Une offre à gogo : la ruée vers anthropic
Les dernières semaines à Silicon Valley ont été marquées par une véritable fièvre spéculative autour des actions d’Anthropic, alimentée par une croissance exponentielle de ses revenus et le succès fulgurant de son assistant de programmation d’IA, Claude Code. Cette situation a été exacerbée par le récent conflit avec le Pentagone, générant un soutien inattendu.
« La demande est à la hauteur de nos rêves », m’a-t-il confié après une conversation téléphonique, rassuré de ne pas être un simple acheteur. « Tous les géants du capital-risque en Silicon Valley se disputent la possibilité d’intégrer Anthropic dans leur portefeuille. Certains étaient prêts à lui transférer des dizaines de millions de dollars en espèces en 48 heures, d’autres lui ont envoyé des captures d’écran non sollicitées de leurs comptes bancaires et des lettres détaillant leurs fonds. Des fonds de capital-croissance extrêmement prestigieux lui ont même proposé l’acquisition de sa part avec des valorisations dépassant le billon de dollars. »

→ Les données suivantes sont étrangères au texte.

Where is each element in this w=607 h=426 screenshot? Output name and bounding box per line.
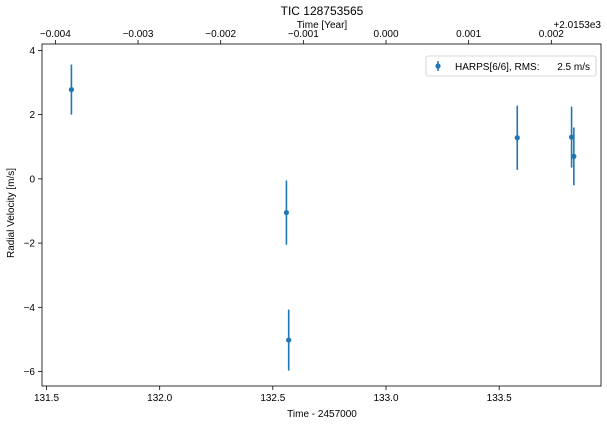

Un crm surréel et un refus audacieux
Leimgruber a mis en place un système CRM pour suivre cette avalanche d’offres. « C’est un peu dingue », a-t-il déclaré. « Normalement, on ne se permet pas d’envoyer ça sans un accord de confidentialité, mais ils sont terriblement agressifs. » Il a évoqué une offre inhabituelle d’une grande société de capital-risque lui proposant un poste de directeur général en échange de la cession de ses actions, qu’il a immédiatement rejetée. « Ils n’avaient aucune intention de me transformer en associé de leur fonds si ce n’était pas par la garantie que j’avais fournie sur mes actions. C’est le niveau de désespoir auquel ils sont arrivés. »

Des sommes folles et des méthodes extrêmes
Obtenir des actions d’Anthropic est devenu un véritable défi, au point qu’un banquier a même proposé de céder une propriété de 4,8 millions de dollars dans le comté de Marin, dans l’espoir de persuader les premiers employés de vendre une petite partie de leurs actions. Puisque Anthropic n'a pas encore fait son entrée en bourse, la plupart des investisseurs sont contraints d'acheter des actions sur le marché secondaire, où des employés actuels ou anciens, ou des investisseurs initiaux, se débarrassent de leurs participations. Avec le prix des actions en pleine ascension, peu sont disposés à céder leur position, et de nombreuses transactions impliquent des commissions élevées et des structures de propriété complexes.

Un départ imminent pour un fondateur
Face à cette situation, Bradley Horowitz, associé général chez Wisdom Ventures, l’un des premiers investisseurs d’Anthropic, témoigne : « Les gens essaient tout. » Glen Anderson, PDG de Rainmaker Securities, souligne le déséquilibre du marché : « Il y a un déséquilibre flagrant. » Le fondateur de la société d'hardware d’IA OpenHome, Jesse Leimgruber, envisage de prendre sa retraite. Achetant ses actions en 2024 suite à la faillite de FTX, il estimait alors que la valorisation d’Anthropic était surestimée. « En réalité, je pensais déjà que c'était trop cher », a-t-il déclaré. « Personne ne pouvait prédire ça. » Avec une plus-value de 5400% en deux ans, il estime que le potentiel de croissance est désormais limité et ne souhaite pas concentrer son investissement sur une seule action.